Deve-se ainda destacar que as medidas previstas no art. 3º da Lei 13.979/20, quando adotadas, devem resguardar o exercício e funcionamento dos serviços públicos e das atividades essenciais. Dessa forma, as medidas de isolamento, quarentena e restrição de locomoção ou entrada e saída do país, quando afetarem a execução desses serviços e atividades, somente poderão ser adotadas em ato específico e em articulação prévia com o poder concedente ou autorizador ou com o órgão regulador. É, ainda, vedada a imposição de restrições à circulação de trabalhadores que possa afetar o funcionamento dos serviços públicos e atividades essenciais, bem como de cargas que possa acarretar o desabastecimento de gêneros necessários à população.

Além das medidas já expostas, a Lei 13.979/20, em seu art. 4º, prevê a aquisição de bens, serviços – inclusive de engenharia – e insumos destinados ao enfrentamento da emergência de saúde pública relativa ao coronavírus como hipótese de dispensa de licitação, a qual soma-se, então, às hipóteses de dispensa de licitação previstas no art. 24 da Lei 8.666/93.

Com relação à hipótese de dispensa de licitação inserida no ordenamento jurídico pátrio pela Lei 13.979/20, deve-se destacar que ela possui caráter temporário, aplicando-se apenas enquanto durarem a emergência de saúde pública de que trata a referida lei.
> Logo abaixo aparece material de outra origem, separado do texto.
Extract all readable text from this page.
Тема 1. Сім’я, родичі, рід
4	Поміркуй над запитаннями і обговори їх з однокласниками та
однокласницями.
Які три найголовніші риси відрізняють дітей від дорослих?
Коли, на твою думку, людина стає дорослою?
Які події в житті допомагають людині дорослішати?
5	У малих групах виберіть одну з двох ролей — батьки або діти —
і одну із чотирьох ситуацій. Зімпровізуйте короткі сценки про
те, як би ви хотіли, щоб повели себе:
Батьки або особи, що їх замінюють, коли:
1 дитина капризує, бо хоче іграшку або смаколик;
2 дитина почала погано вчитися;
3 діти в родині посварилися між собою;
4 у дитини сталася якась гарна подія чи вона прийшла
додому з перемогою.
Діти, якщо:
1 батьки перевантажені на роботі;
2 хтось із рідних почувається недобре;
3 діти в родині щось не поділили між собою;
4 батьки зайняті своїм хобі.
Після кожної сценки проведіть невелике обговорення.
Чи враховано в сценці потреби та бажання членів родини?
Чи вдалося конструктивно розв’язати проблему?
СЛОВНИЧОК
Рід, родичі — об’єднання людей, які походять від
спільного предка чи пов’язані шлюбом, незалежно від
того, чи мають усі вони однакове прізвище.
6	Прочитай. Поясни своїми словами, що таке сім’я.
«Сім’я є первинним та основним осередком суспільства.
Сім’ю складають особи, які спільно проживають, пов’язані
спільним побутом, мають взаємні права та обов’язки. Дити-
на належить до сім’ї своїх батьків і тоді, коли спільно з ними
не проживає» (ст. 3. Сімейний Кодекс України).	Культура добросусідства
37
Além da nova hipótese de dispensa de licitação, uma das principais medidas previstas pela Lei 13.979/20 quanto às contratações públicas diz respeito à possibilidade de contratação de empresas que estejam com inidoneidade declarada ou com o direito de participar de licitação ou de contratar com o poder público suspenso, seja em razão de condenação por ato de improbidade administrativa, seja em razão da imposição de sanção prevista na Lei 12.846/13, ou ainda, em razão de aplicação de sanção pelo Tribunal de Contas. Todavia, para que a contratação dessas empresas seja possível, deve ser comprovado que a empresa é a única fornecedora do bem ou serviço a ser adquirido.

Ainda, o art. 4º-A da referida lei autorizou que sejam contratados e adquiridos serviços e bens usados, desde que o fornecedor se responsabilize pelas plenas condições de uso e funcionamento do bem adquirido. Para além disso, há a autorização normativa de redução pela metade dos prazos dos procedimentos licitatórios na modalidade pregão cujo objetivo seja a aquisição de bens, serviços ou insumos necessários ao enfrentamento da emergência de que trata a lei e, na hipótese de haver restrição de fornecedores, passou a ser possível a dispensa, pela autoridade competente, da apresentação de documentos relativos à regularidade fiscal e trabalhista da empresa contratada, ou o cumprimento de um ou mais requisitos de habilitação.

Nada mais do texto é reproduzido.